Before the start of the 2010 NFL season, I used a very simple neural network to create this set of last-second projections:
Clearly, some of the predictions worked out better than others. E.g., Kansas City did manage to win their division (which I never would have guessed), but Dallas and San Francisco continued to make mockeries of their past selves. We did come dangerously close to a Jets/Packers Super Bowl, but in the end, SkyNet turned out to be more John Edwards than Nostradamus.
From a prediction-tracking standpoint, the real story of this season was the stunning about-face performance of Football Outsiders, who dominated the regular season basically from start to finish:
Note: Average and Median Errors reflect the difference between projected and actual wins. Correlations are between projected and actual win percentages.

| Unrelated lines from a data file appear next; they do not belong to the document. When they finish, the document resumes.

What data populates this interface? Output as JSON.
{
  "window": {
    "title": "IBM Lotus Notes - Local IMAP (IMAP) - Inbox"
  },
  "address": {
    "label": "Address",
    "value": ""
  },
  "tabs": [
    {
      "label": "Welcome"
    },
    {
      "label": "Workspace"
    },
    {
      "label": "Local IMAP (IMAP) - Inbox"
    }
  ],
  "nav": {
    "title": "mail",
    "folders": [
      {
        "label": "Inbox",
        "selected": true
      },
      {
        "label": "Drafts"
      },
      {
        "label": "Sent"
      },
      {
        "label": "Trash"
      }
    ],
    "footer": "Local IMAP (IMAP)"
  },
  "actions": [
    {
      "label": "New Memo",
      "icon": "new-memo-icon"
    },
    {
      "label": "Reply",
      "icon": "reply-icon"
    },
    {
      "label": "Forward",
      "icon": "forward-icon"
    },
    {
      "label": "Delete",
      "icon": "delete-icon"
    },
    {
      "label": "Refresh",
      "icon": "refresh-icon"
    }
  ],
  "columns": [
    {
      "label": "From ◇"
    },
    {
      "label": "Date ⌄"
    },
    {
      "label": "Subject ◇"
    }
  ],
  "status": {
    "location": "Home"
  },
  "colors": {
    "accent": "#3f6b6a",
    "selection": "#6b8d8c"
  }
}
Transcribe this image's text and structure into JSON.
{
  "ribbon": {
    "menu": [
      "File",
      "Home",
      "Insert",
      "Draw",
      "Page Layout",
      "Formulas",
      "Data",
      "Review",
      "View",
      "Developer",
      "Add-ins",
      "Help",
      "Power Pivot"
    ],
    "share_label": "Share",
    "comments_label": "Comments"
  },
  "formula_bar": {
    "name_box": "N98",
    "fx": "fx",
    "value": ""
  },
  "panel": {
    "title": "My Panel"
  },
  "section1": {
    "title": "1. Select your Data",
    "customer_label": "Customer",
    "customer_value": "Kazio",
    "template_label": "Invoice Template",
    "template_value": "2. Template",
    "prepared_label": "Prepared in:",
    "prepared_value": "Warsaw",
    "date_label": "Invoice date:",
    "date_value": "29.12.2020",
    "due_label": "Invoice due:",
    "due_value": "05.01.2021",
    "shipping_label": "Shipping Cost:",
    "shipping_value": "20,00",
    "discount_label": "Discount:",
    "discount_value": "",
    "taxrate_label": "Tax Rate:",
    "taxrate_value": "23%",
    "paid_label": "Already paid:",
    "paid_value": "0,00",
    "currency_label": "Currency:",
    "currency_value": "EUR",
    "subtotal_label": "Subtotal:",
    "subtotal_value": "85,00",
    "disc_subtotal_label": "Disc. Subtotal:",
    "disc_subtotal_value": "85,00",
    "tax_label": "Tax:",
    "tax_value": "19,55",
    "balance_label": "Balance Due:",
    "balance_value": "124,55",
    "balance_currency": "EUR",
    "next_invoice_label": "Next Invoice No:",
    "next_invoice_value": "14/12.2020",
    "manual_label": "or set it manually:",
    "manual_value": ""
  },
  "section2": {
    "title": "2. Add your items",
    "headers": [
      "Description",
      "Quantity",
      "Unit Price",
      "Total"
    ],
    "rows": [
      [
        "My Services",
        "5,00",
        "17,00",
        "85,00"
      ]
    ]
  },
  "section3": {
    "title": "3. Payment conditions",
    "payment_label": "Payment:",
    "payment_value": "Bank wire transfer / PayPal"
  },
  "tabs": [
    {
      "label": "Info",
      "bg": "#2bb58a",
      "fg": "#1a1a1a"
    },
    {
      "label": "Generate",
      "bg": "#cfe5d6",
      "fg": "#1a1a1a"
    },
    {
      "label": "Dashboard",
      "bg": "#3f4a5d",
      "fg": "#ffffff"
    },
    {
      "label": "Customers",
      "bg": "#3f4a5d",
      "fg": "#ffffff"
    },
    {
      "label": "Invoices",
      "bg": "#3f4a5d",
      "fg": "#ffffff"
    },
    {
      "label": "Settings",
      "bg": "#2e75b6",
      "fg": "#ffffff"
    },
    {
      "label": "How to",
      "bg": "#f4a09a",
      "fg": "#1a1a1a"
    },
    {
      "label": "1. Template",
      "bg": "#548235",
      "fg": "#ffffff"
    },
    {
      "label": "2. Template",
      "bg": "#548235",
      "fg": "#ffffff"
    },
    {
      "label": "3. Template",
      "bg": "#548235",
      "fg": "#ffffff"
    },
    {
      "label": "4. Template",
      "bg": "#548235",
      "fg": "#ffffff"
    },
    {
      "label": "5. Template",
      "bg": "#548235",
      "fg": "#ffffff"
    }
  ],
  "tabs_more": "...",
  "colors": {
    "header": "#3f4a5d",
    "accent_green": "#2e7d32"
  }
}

Not only did they almost completely flip the results from 2009, but their stellar 2010 results (combined with the below-average outing of my model) actually pushed their last 3 seasons slightly ahead of the neural network overall. This improvement also puts Koko (.25 * previous season’s wins + 6) far in FO’s rearview, providing further evidence that Koko’s 2009 success was a blip.
If we use each method’s win projections to project the post-season as well, however, things turn out a bit differently. Football Outsiders starts out in a strong position, having correctly picked 4 of 8 division champions and 9 of 12 playoff teams overall (against 2 and 8 for the NN respectively), but their performance worsens as the playoffs unfold:
The neural network correctly placed Green Bay in the Super Bowl and the Jets into the AFC championship game, while FO’s final 4 were Atlanta over Green Bay and Baltimore over Indianapolis.
Moreover, if we use these preseason projections to pick the overall results of the playoffs as they were actually set, the neural network outperforms its rivals by a wide margin:
Note: The error measured in this table is between predicted finish and actual finish. The Super Bowl winner finishes in 1st place, the loser in 2nd place, conference championship losers each tie for 3.5th place (average of 3rd and 4th), divisional losers tie for 6.5th (average of 5th, 6th, 7th, and 8th), and wild card round losers tie for 10.5th (average of 9th, 10th, 11th, and 12th).
This minor victory will give me some satisfaction when I retool the model for next season—after all, this model is still essentially based on a small fraction of the variables used by its competitor, and neural networks generally get better and better with more data. On balance, though, the season clearly goes to Football Outsiders. So credit where it’s due, and congratulations to humankind for putting the computers in their place, at least for one more year.